Любаша сама словно тянула его за язык – расскажи, да расскажи, кто был до меня. Он сначала отнекивался, говорил, что всё это было неважным, и он даже имен не помнит. А как-то раз, под хмельком, сдался: «Ладно, рассказываю, пока я пьяный...» И начал о Кате: и какая она была, и как пожениться собирались, и что заявление уже подали, но угораздило его загреметь в тюрьму меньше чем за неделю до свадьбы. Рассказал, как писал ей из камеры. И как получил ответ: единственный, и, наверное, единственно возможный в такой ситуации — хоть и горько было это сознавать.

В конверте не было письма – одно лишь фото. Катя в подвенечном платье и с тем самым жемчужным колье на шее. А на обороте два слова: «Мое прошлое».

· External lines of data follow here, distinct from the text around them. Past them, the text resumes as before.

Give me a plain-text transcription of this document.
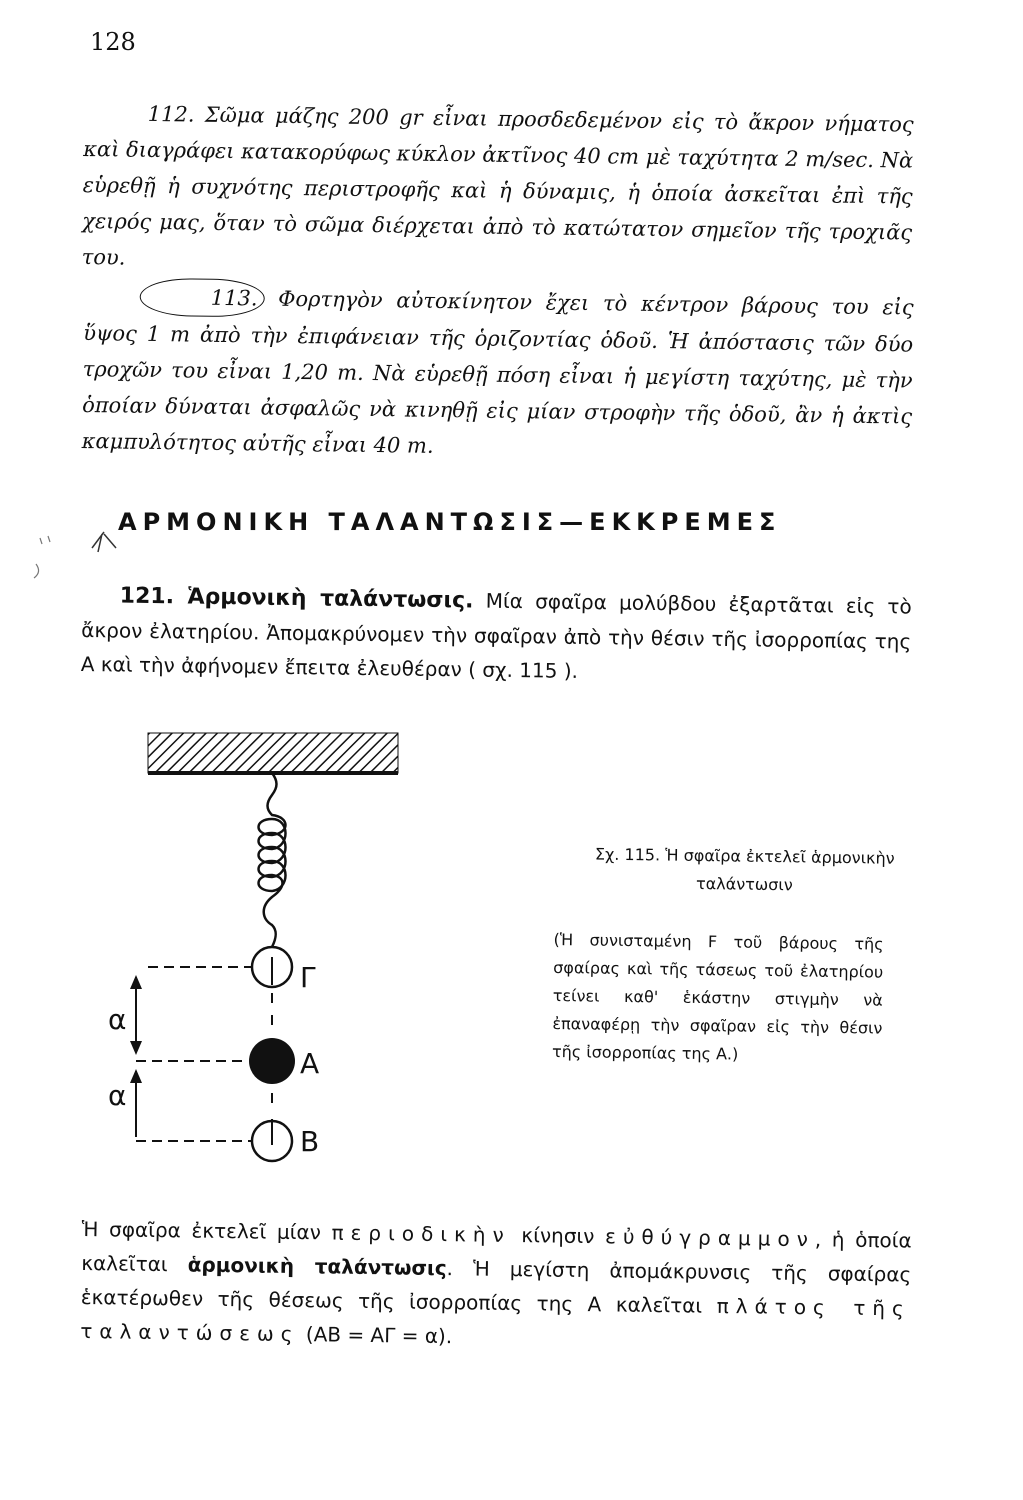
128
112. Σῶμα μάζης 200 gr εἶναι προσδεδεμένον εἰς τὸ ἄκρον νήματος καὶ διαγράφει κατακορύφως κύκλον ἀκτῖνος 40 cm μὲ ταχύτητα 2 m/sec. Νὰ εὑρεθῇ ἡ συχνότης περιστροφῆς καὶ ἡ δύναμις, ἡ ὁποία ἀσκεῖται ἐπὶ τῆς χειρός μας, ὅταν τὸ σῶμα διέρχεται ἀπὸ τὸ κατώτατον σημεῖον τῆς τροχιᾶς του.
113. Φορτηγὸν αὐτοκίνητον ἔχει τὸ κέντρον βάρους του εἰς ὕψος 1 m ἀπὸ τὴν ἐπιφάνειαν τῆς ὁριζοντίας ὁδοῦ. Ἡ ἀπόστασις τῶν δύο τροχῶν του εἶναι 1,20 m. Νὰ εὑρεθῇ πόση εἶναι ἡ μεγίστη ταχύτης, μὲ τὴν ὁποίαν δύναται ἀσφαλῶς νὰ κινηθῇ εἰς μίαν στροφὴν τῆς ὁδοῦ, ἂν ἡ ἀκτὶς καμπυλότητος αὐτῆς εἶναι 40 m.
ΑΡΜΟΝΙΚΗ ΤΑΛΑΝΤΩΣΙΣ—ΕΚΚΡΕΜΕΣ
121. Ἁρμονικὴ ταλάντωσις. Μία σφαῖρα μολύβδου ἐξαρτᾶται εἰς τὸ ἄκρον ἐλατηρίου. Ἀπομακρύνομεν τὴν σφαῖραν ἀπὸ τὴν θέσιν τῆς ἰσορροπίας της Α καὶ τὴν ἀφήνομεν ἔπειτα ἐλευθέραν ( σχ. 115 ).
Γ
Α
Β
α
α
Σχ. 115. Ἡ σφαῖρα ἐκτελεῖ ἁρμονικὴν ταλάντωσιν
(Ἡ συνισταμένη F τοῦ βάρους τῆς σφαίρας καὶ τῆς τάσεως τοῦ ἐλατηρίου τείνει καθ' ἑκάστην στιγμὴν νὰ ἐπαναφέρῃ τὴν σφαῖραν εἰς τὴν θέσιν τῆς ἰσορροπίας της Α.)
Ἡ σφαῖρα ἐκτελεῖ μίαν περιοδικὴν κίνησιν εὐθύγραμμον, ἡ ὁποία καλεῖται ἁρμονικὴ ταλάντωσις. Ἡ μεγίστη ἀπομάκρυνσις τῆς σφαίρας ἑκατέρωθεν τῆς θέσεως τῆς ἰσορροπίας της Α καλεῖται πλάτος τῆς ταλαντώσεως (ΑΒ = ΑΓ = α).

Он сдуру показал ее Любаше. И рассказал о той прощальной встрече. Признался, как было больно, как долго потом смотреть ни на кого не мог. Открылся, вывернул душу, признался, что Катю любил до пожара в душе́, до болезненной ненависти, расправлявшей опалённые крылья каждый раз, когда он слышал о том, что Катя выходит замуж, что переезжает за мужем в его город... Любаша слушала, не перебивая, даже кивала понимающе. Но вдруг вырвала фотографию из его рук и разорвала в клочья. Только тогда он заметил, что ее лицо стало бледным и неподвижным, как у статуи. Но поздно было – всё, что не надо, уже сказал.

Вот именно с тех пор ее как подменили. Будто она впервые осознала, что и до нее у Саввы была любовь, что не для нее одной было создано его сердце. Попрекала во время ссор: «Может, Катя твоя лучшей женой была бы!» Он объяснял: ревновать к прошлому – смешно, нелепо. Но эта ревность захватила ее, как болезнь. И стала захватывать их жизнь, подтачивать ее. Распространяться повсюду. Все женщины, с которыми Савва был хоть как-то связан — по работе ли, по старой дружбе — теперь казались ей врагами. И скандалы стали почти ежедневными.